The present post hoc analysis has several limitations that should be considered when interpreting the results. First, the original trial was a non‐inferiority study and was not designed to evaluate or compare the effect between PP1M and PP3M on symptom severity and functioning in patients with schizophrenia with differing durations of illness. Second, patients in early‐stage disease experienced significantly more hospitalizations for psychosis in the 2 years before trial enrolment (P < .0001) than those with a longer duration of illness. This may indicate that patients in the ≤5‐year duration‐of‐illness group had greater disease severity than those in the longer‐duration‐of‐illness groups. Third, the effect of PP1M and PP3M on symptom severity and functioning may have been confounded by illness chronicity, as patients with a longer duration of illness typically have poorer response to treatment than those with a shorter duration of illness. Finally, regional differences were observed among the duration‐of‐illness groups, with some groups having a greater proportion of patients from specific countries than others. It is unknown whether this skew in country of origin affected the analysis.
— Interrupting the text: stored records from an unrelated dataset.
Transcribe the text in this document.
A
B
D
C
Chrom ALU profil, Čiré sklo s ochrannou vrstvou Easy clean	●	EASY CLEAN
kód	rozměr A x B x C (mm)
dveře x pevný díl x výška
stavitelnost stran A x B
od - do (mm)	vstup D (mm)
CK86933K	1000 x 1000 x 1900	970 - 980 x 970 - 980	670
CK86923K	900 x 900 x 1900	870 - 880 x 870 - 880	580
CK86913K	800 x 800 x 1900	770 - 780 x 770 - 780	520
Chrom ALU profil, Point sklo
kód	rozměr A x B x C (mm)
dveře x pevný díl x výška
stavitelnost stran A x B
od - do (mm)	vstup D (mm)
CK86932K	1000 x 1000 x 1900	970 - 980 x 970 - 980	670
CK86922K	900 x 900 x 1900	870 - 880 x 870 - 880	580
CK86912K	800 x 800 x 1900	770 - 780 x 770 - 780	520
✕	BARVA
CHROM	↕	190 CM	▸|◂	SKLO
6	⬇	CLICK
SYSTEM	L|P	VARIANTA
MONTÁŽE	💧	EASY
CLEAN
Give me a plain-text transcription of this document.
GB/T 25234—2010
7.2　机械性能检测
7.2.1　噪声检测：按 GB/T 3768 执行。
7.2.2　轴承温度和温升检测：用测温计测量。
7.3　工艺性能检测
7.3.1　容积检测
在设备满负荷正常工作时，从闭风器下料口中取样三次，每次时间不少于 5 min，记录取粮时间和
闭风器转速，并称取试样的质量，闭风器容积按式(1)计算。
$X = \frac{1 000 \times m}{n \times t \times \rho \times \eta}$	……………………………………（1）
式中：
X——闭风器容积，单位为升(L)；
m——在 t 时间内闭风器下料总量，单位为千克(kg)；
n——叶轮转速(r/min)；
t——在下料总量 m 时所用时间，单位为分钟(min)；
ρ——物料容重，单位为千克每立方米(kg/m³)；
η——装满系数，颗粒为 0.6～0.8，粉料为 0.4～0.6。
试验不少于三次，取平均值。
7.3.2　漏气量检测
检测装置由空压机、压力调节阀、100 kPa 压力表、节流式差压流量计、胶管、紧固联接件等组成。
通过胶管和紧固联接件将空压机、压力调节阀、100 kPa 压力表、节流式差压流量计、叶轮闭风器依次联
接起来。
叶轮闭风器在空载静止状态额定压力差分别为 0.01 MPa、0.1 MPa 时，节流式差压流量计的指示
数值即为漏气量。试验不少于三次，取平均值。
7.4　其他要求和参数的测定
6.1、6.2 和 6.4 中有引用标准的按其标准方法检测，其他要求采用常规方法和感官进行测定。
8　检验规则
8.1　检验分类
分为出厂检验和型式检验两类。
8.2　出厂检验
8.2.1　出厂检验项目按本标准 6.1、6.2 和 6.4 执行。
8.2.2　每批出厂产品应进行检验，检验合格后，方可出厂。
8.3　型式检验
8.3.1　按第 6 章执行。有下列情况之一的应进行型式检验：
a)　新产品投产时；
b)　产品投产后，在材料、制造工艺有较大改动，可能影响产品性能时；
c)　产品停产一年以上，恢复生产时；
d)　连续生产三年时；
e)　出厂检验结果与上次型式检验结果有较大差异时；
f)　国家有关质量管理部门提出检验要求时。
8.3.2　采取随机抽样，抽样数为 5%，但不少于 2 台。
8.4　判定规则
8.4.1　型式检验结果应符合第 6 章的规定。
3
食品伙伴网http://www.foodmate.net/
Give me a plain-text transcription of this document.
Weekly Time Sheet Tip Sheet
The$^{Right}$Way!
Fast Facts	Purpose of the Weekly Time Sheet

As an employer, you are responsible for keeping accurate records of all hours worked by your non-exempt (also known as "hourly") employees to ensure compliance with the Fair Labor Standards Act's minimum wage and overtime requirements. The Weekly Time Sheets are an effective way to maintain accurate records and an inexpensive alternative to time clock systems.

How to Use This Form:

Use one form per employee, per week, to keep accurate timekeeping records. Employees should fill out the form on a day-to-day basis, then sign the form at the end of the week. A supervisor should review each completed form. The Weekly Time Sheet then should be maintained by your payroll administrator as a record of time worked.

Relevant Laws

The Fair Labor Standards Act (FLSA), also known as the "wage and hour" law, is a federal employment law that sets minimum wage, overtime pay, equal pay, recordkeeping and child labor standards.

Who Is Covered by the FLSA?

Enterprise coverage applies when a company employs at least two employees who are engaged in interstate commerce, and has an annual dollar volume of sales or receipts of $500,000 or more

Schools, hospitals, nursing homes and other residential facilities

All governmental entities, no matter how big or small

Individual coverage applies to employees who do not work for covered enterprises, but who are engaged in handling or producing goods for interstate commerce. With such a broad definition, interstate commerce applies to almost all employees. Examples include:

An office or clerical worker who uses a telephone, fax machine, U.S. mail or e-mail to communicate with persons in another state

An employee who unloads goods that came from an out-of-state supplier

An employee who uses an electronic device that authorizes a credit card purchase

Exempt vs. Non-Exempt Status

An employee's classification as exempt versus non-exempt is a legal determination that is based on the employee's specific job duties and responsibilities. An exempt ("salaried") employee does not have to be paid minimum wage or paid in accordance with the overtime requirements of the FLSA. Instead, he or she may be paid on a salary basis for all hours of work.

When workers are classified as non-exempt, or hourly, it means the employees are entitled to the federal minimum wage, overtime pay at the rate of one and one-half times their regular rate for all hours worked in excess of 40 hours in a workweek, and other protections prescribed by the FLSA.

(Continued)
Results of this post hoc analysis show that symptomatic improvements and delayed functional deterioration were observed with PP1M or PP3M treatment in patients with differing durations of schizophrenia. However, the magnitude of the effects was greater in those with early illness than in those with chronic illness. These findings support administration of PP1M and PP3M in the early stages of schizophrenia to improve symptoms and delay functional deterioration. Future studies assessing long‐term efficacy and safety of LAIs in early‐stage schizophrenia are warranted. These findings also highlight the need for further research to specifically address the efficacy, safety and cost‐effectiveness of LAI use in early‐phase schizophrenia.

CONFLICT OF INTEREST

Brianne Brown is an employee of Janssen Scientific Affairs, LLC, and a Johnson & Johnson stockholder. Ibrahim Turkoz is an employee of Janssen Research and Development, LLC, and a Johnson & Johnson stockholder. Branislav Mancevski is an employee of Janssen Scientific Affairs, LLC. Maju Mathews is an employee of Janssen Scientific Affairs, LLC, and a Johnson & Johnson stockholder.